On the other hand, I don’t see much complaining about things that US forces did during occupation. So there is that.

This is just the opposite in Germany, at least in the last 40 years (the record of reappraisals of the German crimes of the third reich in the first 25 years after the war was not very thorough, to say the least, but that changed after the first post-war generation became knowledgeable and bold enough to ask their parents and grandparents uneasy and nagging questions). In my lifetime, I’ve literally seen days of German documentaries highlighting any crime from any group of the dictatorship you can imagine, crimes done by the NSDAP, the SS, the SA, the Gestapo, the Wehrmacht, the business world, the churches, up to ordinary people. The whole complex of the nazi regime, the holocaust and WWII has been dissected and reflected in almost every possible aspect, without any whitewashing. I shudder to think what had become of today’s Germany if we had handled it like the Japanese.

Does it have to be a war documentary?

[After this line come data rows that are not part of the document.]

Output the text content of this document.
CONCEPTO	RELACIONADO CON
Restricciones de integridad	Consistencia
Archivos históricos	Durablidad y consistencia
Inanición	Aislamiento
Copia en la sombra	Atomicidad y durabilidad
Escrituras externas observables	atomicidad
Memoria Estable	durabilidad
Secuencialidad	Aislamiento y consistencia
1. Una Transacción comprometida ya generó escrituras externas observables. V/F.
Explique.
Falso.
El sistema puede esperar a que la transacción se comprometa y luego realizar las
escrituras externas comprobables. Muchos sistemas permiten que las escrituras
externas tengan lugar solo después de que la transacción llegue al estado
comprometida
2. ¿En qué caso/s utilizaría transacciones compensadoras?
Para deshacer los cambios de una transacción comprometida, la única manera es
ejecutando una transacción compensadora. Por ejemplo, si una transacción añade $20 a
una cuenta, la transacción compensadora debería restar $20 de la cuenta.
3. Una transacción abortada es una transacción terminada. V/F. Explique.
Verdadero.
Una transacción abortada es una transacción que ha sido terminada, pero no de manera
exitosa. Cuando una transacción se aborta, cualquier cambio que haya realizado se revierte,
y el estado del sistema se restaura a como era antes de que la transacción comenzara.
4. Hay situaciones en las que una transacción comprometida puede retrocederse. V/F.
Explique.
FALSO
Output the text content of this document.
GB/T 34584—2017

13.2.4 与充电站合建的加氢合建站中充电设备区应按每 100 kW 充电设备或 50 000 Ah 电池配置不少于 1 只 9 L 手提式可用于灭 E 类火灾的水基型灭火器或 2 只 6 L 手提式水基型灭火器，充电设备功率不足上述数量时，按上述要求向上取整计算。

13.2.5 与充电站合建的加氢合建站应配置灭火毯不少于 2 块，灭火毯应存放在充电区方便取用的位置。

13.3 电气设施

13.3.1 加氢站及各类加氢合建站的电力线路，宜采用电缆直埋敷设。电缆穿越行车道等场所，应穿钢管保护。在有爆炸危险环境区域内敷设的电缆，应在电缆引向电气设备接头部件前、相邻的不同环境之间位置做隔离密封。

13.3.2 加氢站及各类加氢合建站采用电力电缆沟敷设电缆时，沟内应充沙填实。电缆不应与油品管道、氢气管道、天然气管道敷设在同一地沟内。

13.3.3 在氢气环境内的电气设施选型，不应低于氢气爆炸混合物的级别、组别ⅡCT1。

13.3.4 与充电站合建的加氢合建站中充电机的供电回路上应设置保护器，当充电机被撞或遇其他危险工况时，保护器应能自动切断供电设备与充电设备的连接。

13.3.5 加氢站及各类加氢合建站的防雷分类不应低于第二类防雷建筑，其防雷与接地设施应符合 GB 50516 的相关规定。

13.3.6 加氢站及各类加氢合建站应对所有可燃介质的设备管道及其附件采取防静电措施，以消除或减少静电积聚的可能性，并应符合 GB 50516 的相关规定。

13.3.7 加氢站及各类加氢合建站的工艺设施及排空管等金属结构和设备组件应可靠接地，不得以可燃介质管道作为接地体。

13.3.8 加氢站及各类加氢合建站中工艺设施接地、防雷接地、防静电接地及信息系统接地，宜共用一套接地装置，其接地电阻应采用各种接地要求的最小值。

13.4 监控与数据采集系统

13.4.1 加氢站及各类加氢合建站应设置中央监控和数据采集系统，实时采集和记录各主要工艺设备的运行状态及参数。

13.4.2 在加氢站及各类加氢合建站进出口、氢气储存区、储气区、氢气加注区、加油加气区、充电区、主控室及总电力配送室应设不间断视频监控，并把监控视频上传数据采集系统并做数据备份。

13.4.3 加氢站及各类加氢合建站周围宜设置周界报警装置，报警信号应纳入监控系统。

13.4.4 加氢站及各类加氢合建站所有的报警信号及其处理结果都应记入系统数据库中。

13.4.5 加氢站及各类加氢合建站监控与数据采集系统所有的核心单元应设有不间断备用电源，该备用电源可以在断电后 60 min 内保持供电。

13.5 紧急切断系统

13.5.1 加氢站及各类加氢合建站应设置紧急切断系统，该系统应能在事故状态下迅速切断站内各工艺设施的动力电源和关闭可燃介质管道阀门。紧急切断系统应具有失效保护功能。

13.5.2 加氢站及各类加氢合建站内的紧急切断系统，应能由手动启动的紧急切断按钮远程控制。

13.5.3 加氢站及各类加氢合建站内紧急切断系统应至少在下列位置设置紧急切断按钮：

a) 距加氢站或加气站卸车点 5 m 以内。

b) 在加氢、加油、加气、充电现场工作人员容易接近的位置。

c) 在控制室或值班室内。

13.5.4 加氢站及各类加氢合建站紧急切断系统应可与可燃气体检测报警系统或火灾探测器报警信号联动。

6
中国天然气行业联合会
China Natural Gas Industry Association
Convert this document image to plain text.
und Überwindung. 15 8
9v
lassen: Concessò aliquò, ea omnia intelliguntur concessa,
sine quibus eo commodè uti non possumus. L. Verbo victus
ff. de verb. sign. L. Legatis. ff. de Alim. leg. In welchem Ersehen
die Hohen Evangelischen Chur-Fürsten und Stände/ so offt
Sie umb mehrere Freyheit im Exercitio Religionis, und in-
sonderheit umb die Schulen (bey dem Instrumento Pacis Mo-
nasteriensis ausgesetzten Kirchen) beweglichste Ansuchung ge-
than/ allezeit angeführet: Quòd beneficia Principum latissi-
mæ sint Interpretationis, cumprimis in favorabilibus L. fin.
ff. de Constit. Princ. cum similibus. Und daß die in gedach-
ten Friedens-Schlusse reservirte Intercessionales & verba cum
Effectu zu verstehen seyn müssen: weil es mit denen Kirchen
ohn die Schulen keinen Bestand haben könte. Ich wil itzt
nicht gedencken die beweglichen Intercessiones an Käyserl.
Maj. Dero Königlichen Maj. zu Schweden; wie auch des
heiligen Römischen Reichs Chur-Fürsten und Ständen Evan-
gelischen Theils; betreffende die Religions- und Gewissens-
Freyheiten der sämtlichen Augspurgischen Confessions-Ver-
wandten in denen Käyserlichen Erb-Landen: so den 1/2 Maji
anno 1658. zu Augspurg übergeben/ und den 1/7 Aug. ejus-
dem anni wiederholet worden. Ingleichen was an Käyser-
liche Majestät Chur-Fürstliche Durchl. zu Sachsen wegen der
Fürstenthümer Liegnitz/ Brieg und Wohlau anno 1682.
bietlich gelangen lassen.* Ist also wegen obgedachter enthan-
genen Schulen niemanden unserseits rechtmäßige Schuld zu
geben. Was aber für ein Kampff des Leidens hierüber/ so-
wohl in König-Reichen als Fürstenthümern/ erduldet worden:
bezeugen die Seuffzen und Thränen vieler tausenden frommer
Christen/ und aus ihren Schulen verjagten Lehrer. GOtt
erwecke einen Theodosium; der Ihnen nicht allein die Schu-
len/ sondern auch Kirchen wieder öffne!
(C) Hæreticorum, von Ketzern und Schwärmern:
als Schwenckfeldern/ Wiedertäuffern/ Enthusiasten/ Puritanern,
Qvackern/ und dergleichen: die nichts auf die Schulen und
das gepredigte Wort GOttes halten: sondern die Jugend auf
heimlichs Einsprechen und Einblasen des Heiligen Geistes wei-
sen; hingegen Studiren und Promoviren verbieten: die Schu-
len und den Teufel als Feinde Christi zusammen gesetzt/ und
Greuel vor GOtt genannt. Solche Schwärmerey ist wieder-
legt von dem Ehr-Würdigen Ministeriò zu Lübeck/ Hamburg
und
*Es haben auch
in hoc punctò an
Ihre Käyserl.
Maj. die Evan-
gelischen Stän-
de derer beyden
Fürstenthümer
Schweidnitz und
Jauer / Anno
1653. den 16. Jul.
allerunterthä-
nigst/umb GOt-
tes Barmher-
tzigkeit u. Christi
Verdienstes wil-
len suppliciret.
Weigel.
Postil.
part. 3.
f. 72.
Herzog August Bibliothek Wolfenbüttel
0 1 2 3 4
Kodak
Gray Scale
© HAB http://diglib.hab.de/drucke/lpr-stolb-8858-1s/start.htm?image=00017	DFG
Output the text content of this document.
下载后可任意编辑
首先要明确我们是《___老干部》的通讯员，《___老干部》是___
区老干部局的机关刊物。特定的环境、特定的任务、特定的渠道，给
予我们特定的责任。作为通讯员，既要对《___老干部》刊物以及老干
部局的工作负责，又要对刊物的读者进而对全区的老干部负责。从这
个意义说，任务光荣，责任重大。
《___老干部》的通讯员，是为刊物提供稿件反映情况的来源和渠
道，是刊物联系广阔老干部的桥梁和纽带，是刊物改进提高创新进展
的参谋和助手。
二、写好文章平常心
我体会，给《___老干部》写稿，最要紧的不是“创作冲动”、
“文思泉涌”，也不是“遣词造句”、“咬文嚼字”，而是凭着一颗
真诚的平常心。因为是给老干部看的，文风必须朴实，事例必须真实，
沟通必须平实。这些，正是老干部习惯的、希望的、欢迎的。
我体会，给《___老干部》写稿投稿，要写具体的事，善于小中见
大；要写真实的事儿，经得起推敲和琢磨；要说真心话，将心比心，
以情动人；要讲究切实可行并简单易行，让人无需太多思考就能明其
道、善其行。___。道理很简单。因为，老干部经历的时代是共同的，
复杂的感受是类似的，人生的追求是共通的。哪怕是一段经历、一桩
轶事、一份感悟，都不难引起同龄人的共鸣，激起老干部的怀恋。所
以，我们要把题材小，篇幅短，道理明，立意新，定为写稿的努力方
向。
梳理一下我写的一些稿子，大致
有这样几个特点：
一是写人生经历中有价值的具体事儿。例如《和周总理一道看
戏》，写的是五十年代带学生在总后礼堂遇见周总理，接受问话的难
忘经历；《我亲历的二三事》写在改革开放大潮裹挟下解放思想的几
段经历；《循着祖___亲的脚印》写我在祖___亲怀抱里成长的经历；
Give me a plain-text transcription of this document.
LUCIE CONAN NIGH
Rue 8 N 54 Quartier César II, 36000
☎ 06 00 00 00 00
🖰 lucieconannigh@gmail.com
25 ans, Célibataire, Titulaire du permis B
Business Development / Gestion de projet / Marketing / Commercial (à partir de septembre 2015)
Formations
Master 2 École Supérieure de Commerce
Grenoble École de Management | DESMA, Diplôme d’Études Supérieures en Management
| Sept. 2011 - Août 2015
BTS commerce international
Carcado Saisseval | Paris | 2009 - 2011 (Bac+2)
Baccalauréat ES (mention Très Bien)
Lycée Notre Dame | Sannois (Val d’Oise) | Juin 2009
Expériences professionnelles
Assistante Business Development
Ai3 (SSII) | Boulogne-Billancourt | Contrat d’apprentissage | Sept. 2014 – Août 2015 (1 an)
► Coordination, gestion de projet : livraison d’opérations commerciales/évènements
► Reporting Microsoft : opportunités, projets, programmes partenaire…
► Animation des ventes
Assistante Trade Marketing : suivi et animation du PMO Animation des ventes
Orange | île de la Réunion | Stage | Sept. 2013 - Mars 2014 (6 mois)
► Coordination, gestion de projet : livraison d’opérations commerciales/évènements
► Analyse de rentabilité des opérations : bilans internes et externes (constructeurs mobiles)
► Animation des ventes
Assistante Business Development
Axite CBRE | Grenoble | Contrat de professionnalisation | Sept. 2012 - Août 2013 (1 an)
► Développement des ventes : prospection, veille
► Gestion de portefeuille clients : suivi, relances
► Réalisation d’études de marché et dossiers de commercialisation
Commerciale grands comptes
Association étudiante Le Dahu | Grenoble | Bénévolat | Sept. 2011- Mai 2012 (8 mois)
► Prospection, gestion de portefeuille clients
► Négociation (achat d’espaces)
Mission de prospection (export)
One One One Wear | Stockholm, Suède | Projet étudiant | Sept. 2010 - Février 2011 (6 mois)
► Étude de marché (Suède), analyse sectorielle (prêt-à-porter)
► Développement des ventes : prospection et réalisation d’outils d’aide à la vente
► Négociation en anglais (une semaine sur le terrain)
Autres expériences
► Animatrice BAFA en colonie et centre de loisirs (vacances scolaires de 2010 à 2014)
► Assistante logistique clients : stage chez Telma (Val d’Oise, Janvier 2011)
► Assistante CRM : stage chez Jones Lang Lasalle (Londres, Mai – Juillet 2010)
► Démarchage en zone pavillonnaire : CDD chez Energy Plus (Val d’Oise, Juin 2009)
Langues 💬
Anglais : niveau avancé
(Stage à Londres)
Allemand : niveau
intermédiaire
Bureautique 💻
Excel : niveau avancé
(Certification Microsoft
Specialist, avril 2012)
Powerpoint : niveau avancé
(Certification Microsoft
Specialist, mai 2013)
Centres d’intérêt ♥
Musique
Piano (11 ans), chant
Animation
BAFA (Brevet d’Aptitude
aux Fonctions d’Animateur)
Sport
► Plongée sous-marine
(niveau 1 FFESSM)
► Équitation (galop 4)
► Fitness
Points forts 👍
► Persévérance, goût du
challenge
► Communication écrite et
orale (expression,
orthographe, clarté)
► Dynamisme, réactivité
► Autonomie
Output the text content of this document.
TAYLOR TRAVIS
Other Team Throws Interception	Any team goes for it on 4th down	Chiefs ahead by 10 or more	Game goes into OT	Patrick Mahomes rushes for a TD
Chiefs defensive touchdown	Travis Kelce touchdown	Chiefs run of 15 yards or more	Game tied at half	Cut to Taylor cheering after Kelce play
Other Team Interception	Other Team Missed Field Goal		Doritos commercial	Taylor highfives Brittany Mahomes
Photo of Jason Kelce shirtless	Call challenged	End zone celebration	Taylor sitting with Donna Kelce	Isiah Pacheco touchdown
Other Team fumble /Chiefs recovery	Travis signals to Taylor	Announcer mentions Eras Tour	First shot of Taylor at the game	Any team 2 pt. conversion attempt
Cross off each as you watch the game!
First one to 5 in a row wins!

If not see Robert J. Flaherty’s “Nanook of the North” and “Man of Aran”. Two narrative documentaries about civilizations that were being extinguished.

Someone might be able to recommend a cold-war opposition documentary, such as one from Cuba.

Oh not at all. Mostly looking for documentaries that have video footage (especially archival footage), which is why I threw in WWII since there is a lot of archival footage… So basically, the last 100 years.

I like to catch the zeitgeist of a particular time – to be a “fly on the wall”… Even outside of a documentary, I would love to have heard early telephone calls between people, or to read letters written years ago, just to see what people talked about, especially during huge events, because life still goes on, and even in the worst situations, there’s always other things discussed besides The Great Depression, wars, etc…

Then this seems to be fitting. A series called “Alltag unterm Hakenkreuz”, “Every Day Life Under The Swastika” about, well, ordinary life in Germany during the nazi regime, with lots of authentic, private film footage. There are parts of it on youtube.

Thank you. I pasted that title on YouTube and found something from 2008 that is almost an hour long and I think they have YouTube translations. I’ll check out the other videos. Cheers!

So OP, are you more interested in contemporary propaganda, or examinations of events after the fact from the opposite perspective? It strikes me that one is probably a lot more common than the other.

Take the time during WWII – I would want archives from that period.